From eadd55eec61d52e76499ae394b5665fa89c013a4 Mon Sep 17 00:00:00 2001
From: OmriAx <omria@hailo.ai>
Date: Thu, 9 Jan 2025 14:26:56 +0200
Subject: [PATCH] Adding Models

---
 frigate/detectors/plugins/hailo8l.py | 221 ++++++++++++++++-----------
 1 file changed, 129 insertions(+), 92 deletions(-)

diff --git a/frigate/detectors/plugins/hailo8l.py b/frigate/detectors/plugins/hailo8l.py
index b66d78bd6..7453b6e0e 100644
--- a/frigate/detectors/plugins/hailo8l.py
+++ b/frigate/detectors/plugins/hailo8l.py
@@ -1,6 +1,7 @@
 import logging
 import os
 import urllib.request
+from typing import Optional
 
 import numpy as np
 
@@ -31,38 +32,46 @@ logger = logging.getLogger(__name__)
 # Define the detector key for Hailo
 DETECTOR_KEY = "hailo8l"
 
-
 # Configuration class for model settings
 class ModelConfig(BaseModel):
-    path: str = Field(default=None, title="Model Path")  # Path to the HEF file
-
+    path: Optional[str] = Field(default=None, title="Model Path")
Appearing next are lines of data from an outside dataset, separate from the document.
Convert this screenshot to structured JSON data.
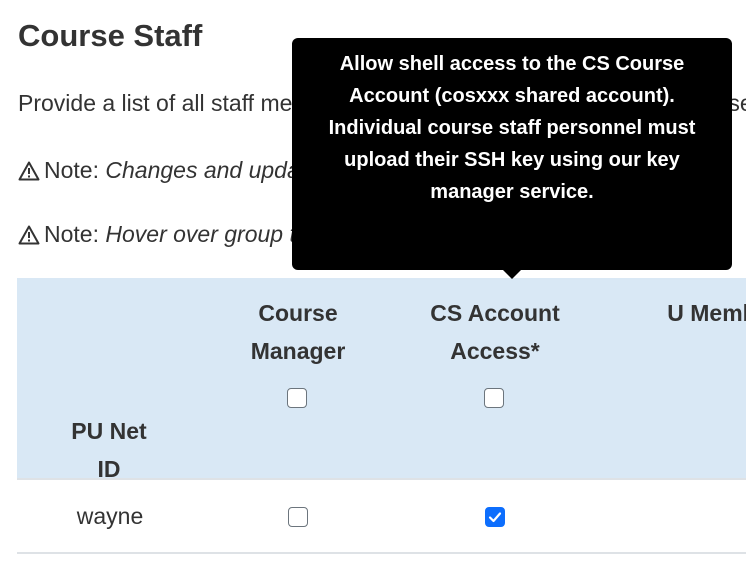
{
  "page": {
    "title": "Course Staff",
    "intro": "Provide a list of all staff members who will be associated with the course, ir",
    "notes": [
      {
        "label": "Note:",
        "text": "Changes and updates to staff list will be reflected ."
      },
      {
        "label": "Note:",
        "text": "Hover over group titles for more info."
      }
    ]
  },
  "tooltip": {
    "text": "Allow shell access to the CS Course Account (cosxxx shared account). Individual course staff personnel must upload their SSH key using our key manager service."
  },
  "table": {
    "headers": {
      "netid": "PU Net ID",
      "course_manager": "Course Manager",
      "cs_account": "CS Account Access*",
      "unix_member": "U Memb"
    },
    "header_checkboxes": {
      "course_manager": false,
      "cs_account": false
    },
    "rows": [
      {
        "netid": "wayne",
        "course_manager": false,
        "cs_account": true
      }
    ]
  },
  "colors": {
    "header_bg": "#d9e8f5",
    "checkbox_checked": "#0d6efd",
    "tooltip_bg": "#000000"
  },
  "icons": {
    "note": "warning-triangle-icon"
  }
}
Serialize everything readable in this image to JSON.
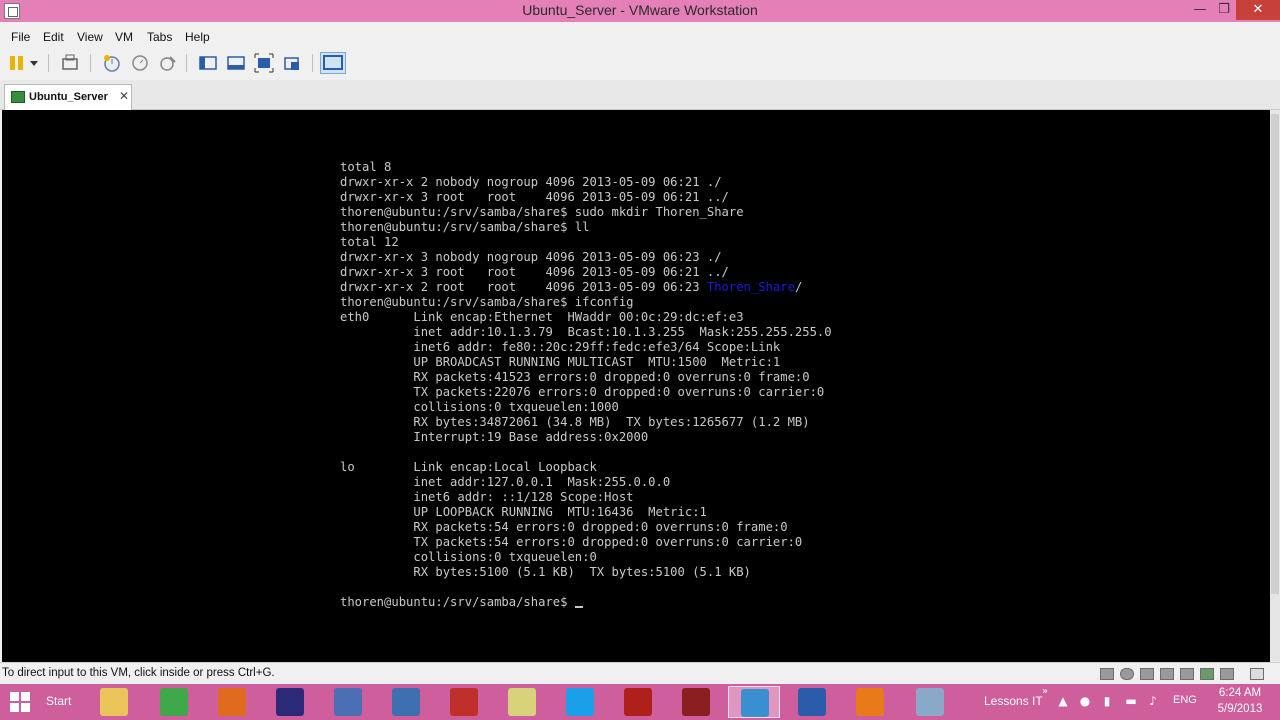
{
  "window": {
    "title": "Ubuntu_Server - VMware Workstation"
  },
  "menu": [
    "File",
    "Edit",
    "View",
    "VM",
    "Tabs",
    "Help"
  ],
  "tab": {
    "label": "Ubuntu_Server"
  },
  "terminal": {
    "lines": [
      "total 8",
      "drwxr-xr-x 2 nobody nogroup 4096 2013-05-09 06:21 ./",
      "drwxr-xr-x 3 root   root    4096 2013-05-09 06:21 ../",
      "thoren@ubuntu:/srv/samba/share$ sudo mkdir Thoren_Share",
      "thoren@ubuntu:/srv/samba/share$ ll",
      "total 12",
      "drwxr-xr-x 3 nobody nogroup 4096 2013-05-09 06:23 ./",
      "drwxr-xr-x 3 root   root    4096 2013-05-09 06:21 ../",
      "drwxr-xr-x 2 root   root    4096 2013-05-09 06:23 ",
      "thoren@ubuntu:/srv/samba/share$ ifconfig",
      "eth0      Link encap:Ethernet  HWaddr 00:0c:29:dc:ef:e3",
      "          inet addr:10.1.3.79  Bcast:10.1.3.255  Mask:255.255.255.0",
      "          inet6 addr: fe80::20c:29ff:fedc:efe3/64 Scope:Link",
      "          UP BROADCAST RUNNING MULTICAST  MTU:1500  Metric:1",
      "          RX packets:41523 errors:0 dropped:0 overruns:0 frame:0",
      "          TX packets:22076 errors:0 dropped:0 overruns:0 carrier:0",
      "          collisions:0 txqueuelen:1000",
      "          RX bytes:34872061 (34.8 MB)  TX bytes:1265677 (1.2 MB)",
      "          Interrupt:19 Base address:0x2000",
      "",
      "lo        Link encap:Local Loopback",
      "          inet addr:127.0.0.1  Mask:255.0.0.0",
      "          inet6 addr: ::1/128 Scope:Host",
      "          UP LOOPBACK RUNNING  MTU:16436  Metric:1",
      "          RX packets:54 errors:0 dropped:0 overruns:0 frame:0",
      "          TX packets:54 errors:0 dropped:0 overruns:0 carrier:0",
      "          collisions:0 txqueuelen:0",
      "          RX bytes:5100 (5.1 KB)  TX bytes:5100 (5.1 KB)",
      "",
      "thoren@ubuntu:/srv/samba/share$ "
    ],
    "highlight_dir": "Thoren_Share",
    "highlight_suffix": "/",
    "highlight_color": "#1a1ad8"
  },
  "status": {
    "message": "To direct input to this VM, click inside or press Ctrl+G."
  },
  "taskbar": {
    "start_label": "Start",
    "lessons_label": "Lessons IT",
    "language": "ENG",
    "time": "6:24 AM",
    "date": "5/9/2013",
    "apps": [
      {
        "name": "file-explorer",
        "color": "#e8c45a"
      },
      {
        "name": "chrome",
        "color": "#3ea84a"
      },
      {
        "name": "firefox",
        "color": "#e06a1d"
      },
      {
        "name": "eclipse",
        "color": "#2b2a78"
      },
      {
        "name": "network-tool",
        "color": "#4a6fb5"
      },
      {
        "name": "network-connect",
        "color": "#3e6fb0"
      },
      {
        "name": "bars-app",
        "color": "#c0302a"
      },
      {
        "name": "folder-app",
        "color": "#d8d27a"
      },
      {
        "name": "skype",
        "color": "#1aa0e8"
      },
      {
        "name": "acrobat",
        "color": "#b0201a"
      },
      {
        "name": "book-app",
        "color": "#8b1e1e"
      },
      {
        "name": "vmware",
        "color": "#3a8fd0"
      },
      {
        "name": "word",
        "color": "#2a5caa"
      },
      {
        "name": "media-player",
        "color": "#e87a1a"
      },
      {
        "name": "slides-app",
        "color": "#8aa8c8"
      }
    ]
  }
}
+    type: str = Field(default="ssd_mobilenet_v1", title="Model Type")
+    url: str = Field(default="", title="Model URL")
+    width: int = Field(default=300, title="Model Width")
+    height: int = Field(default=300, title="Model Height")
+    score_threshold: float = Field(default=0.3, title="Score Threshold")
+    max_detections: int = Field(default=30, title="Maximum Detections")
+    input_tensor: str = Field(default="input_tensor", title="Input Tensor Name")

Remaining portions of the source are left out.